Opened 4 years ago
Last modified 6 months ago
#52400 reopened enhancement
Dependency management for plugins and libraries
| Reported by: |
|
Owned by: | |
|---|---|---|---|
| Milestone: | Priority: | normal | |
| Severity: | normal | Version: | |
| Component: | Plugins | Keywords: | 2nd-opinion |
| Focuses: | Cc: |
Description
Many plugin developers use Composer to manage PHP dependencies in their plugins, however, this may cause hard-to-debug issues if two plugins use the same library. Because of how Composer works, it will only load one version of that dependency at a time. Imagine the following scenario:
Plugin Developer 1 creates a plugin named Foo that uses version 2.0 of a library Bar
Library Bar developer releases version 3.0 of their library which renames function get_baz() to get_qux().
Plugin Developer 2 creates a plugin name Quuz that uses version 3.0 of the library Bar
User installs both plugins at the same time. Now their site crashes because one of the plugins calls a missing function.
There are some ways developers have worked around this, for example using https://github.com/coenjacobs/mozart , https://github.com/TypistTech/imposter-plugin or https://github.com/humbug/php-scoper which add an extra unique namespace to files defined as Composer dependencies but these tools are error-prone and don't work if the library checks dependencies in runtime.
I think it could be great to have some sort of way to fix this in the core. According to the Composer developers, Composer was never meant to be used on plugin level, only at the project level where each plugin would be its own dependency and Composer could calculate any dependency conflicts run time.
I think two ways to fix this would be:
- Install WordPress (and its plugins) using Composer like Drupal does https://www.drupal.org/docs/extending-drupal/installing-modules . I think this would be the best way to fix this but it's not really that great if the majority of WordPress installations are on shared hosting and can't run composer. Drupal has a thing named Ludwig https://www.drupal.org/project/ludwig which works from the Drupal admin interface and allows you to manually download and install the required dependencies.
- Distribute libraries on WordPress.org plugin directory. This used to an option but now libraries are disallowed in the plugin directory https://make.wordpress.org/plugins/2016/03/01/please-do-not-submit-frameworks/ . If libraries would be distributed on WordPress.org, you could at least check if the library is the correct version in your plugin before using it. There's also the issue of ownership, who will upload the libraries and keep them up to date?
Without any solution to this plugin developers who want to use libraries will have to use workarounds or simply hope that users do not install libraries with different versions. Please note that this issue is not unique to Composer, you can run into the same problem even if two plugins require the library manually.

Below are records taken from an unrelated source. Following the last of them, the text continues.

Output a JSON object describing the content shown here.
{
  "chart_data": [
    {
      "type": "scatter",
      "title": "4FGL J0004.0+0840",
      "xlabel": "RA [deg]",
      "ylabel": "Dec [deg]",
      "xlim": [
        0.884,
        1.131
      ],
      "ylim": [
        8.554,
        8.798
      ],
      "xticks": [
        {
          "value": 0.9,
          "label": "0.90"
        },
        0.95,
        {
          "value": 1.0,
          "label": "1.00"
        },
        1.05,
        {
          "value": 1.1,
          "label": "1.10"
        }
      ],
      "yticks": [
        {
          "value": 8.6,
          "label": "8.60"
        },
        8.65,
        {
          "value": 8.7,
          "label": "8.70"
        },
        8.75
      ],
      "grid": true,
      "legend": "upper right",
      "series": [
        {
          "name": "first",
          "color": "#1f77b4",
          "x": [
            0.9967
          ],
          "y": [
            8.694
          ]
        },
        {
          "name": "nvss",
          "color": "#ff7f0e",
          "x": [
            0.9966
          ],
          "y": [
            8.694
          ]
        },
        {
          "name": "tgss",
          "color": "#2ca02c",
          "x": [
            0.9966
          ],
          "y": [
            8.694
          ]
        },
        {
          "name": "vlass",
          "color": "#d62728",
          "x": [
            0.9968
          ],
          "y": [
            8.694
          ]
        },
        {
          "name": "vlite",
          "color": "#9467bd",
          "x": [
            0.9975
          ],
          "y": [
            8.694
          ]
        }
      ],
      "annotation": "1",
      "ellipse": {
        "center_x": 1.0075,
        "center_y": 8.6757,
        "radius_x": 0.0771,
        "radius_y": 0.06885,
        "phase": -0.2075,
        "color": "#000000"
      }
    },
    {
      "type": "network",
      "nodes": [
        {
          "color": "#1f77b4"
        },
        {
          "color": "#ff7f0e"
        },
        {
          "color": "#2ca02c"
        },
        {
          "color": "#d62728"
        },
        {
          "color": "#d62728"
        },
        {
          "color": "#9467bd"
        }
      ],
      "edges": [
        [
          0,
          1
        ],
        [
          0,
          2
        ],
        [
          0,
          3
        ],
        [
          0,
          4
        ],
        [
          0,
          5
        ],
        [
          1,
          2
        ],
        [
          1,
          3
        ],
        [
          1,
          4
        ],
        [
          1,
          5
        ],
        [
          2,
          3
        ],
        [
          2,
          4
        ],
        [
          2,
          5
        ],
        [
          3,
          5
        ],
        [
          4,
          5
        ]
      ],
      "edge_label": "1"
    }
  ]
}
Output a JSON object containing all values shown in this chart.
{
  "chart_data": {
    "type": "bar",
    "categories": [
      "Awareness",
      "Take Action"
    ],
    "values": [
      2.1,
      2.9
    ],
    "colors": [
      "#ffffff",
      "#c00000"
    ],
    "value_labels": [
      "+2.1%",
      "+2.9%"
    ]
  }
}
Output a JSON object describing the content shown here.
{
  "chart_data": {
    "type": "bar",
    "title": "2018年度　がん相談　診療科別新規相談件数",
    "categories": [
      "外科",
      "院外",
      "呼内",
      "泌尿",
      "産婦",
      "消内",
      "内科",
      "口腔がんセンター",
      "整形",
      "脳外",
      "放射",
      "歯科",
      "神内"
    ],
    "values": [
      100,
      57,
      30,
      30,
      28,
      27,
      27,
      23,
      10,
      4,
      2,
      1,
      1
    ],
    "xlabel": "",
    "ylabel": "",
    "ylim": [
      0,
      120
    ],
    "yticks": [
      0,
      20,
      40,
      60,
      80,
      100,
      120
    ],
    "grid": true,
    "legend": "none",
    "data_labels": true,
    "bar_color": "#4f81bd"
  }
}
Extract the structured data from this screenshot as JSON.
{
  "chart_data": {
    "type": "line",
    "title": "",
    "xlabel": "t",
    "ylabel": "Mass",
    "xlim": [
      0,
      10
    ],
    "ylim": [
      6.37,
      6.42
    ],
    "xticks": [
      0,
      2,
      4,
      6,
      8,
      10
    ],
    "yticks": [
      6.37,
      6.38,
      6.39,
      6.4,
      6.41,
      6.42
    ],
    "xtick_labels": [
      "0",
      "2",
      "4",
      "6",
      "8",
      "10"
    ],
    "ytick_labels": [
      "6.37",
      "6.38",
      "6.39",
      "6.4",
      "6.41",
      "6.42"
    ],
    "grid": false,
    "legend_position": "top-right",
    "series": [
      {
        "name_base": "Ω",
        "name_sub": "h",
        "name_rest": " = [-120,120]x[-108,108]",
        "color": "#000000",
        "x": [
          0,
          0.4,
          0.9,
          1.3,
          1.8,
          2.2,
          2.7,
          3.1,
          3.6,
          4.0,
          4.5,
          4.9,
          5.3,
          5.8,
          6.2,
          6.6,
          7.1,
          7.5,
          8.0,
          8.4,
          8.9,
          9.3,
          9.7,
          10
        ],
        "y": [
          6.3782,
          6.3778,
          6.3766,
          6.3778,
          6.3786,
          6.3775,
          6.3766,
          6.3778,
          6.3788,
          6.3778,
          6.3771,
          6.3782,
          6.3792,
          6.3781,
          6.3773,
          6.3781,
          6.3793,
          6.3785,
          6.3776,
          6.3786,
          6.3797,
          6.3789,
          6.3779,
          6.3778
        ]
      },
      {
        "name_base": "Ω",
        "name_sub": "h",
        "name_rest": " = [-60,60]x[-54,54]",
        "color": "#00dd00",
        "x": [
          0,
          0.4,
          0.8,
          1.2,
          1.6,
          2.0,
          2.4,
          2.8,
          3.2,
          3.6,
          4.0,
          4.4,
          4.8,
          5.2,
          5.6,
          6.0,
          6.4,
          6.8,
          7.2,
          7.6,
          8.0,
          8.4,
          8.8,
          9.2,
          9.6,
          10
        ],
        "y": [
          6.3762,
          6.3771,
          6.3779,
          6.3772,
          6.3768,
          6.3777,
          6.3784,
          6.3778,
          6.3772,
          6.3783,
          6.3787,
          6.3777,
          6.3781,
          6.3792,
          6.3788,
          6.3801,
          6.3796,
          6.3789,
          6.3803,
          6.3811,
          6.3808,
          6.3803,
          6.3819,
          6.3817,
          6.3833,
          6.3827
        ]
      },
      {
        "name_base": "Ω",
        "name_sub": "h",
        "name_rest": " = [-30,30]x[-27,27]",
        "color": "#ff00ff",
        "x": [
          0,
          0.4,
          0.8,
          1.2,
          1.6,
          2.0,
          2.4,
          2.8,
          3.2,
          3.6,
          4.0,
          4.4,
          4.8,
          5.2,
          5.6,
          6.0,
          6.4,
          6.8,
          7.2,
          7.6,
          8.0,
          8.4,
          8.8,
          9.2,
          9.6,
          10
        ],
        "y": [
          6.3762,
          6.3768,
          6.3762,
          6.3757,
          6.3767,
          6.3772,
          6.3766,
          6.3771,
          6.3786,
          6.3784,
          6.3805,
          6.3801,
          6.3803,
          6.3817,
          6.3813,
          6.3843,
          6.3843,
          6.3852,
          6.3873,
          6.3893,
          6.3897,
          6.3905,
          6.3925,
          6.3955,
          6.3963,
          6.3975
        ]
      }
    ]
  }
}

Some more info about this issue is in this blog post: https://deliciousbrains.com/php-scoper-namespace-composer-depencies/
Change History (3)
#1
@
4 years ago
- Milestone Awaiting Review deleted
- Resolution set to duplicate
- Status changed from new to closed
#2
@
4 years ago
Thanks, I'll do that.
I did try to search for any duplicate issue before creating this one but unfortunately, I did not come across that one.
#3
@
6 months ago
- Keywords 2nd-opinion added
- Resolution duplicate deleted
- Status changed from closed to reopened
The thing is, _that_ ticket did not address _this_ issue.
https://core.trac.wordpress.org/ticket/22316 > handles _plugin dependencies_ as in one plugin requiring the other.
This very ticket asks for _composer dependency_ management. Which is as far I see not part of the other ticket, or got missed.
However looking at the (heated) discussion that unfolded in that ticket in regard... I guess this will just never come into core.
The way to resolve this would be to have a _core composer file_ the developer can update to request dependencies for their plugin, and core would define the version range, so conflicts would be avoided, and anyone who does NOT want to use those versions has to bundle themselves _and prefix_ their dependencies.
Sort of when using jQuery libraries that are in core vs bringing your own.
I am setting this to second opinion needed because IMO it should not be closed as a duplicate.
Hi @joppuyo,
Welcome to trac! This is a conversation that is already being tracked in #22316. To keep the discussion all in one place, I'm going to close out this ticket. I'd invite you to post your thoughts in a comment on the existing ticket.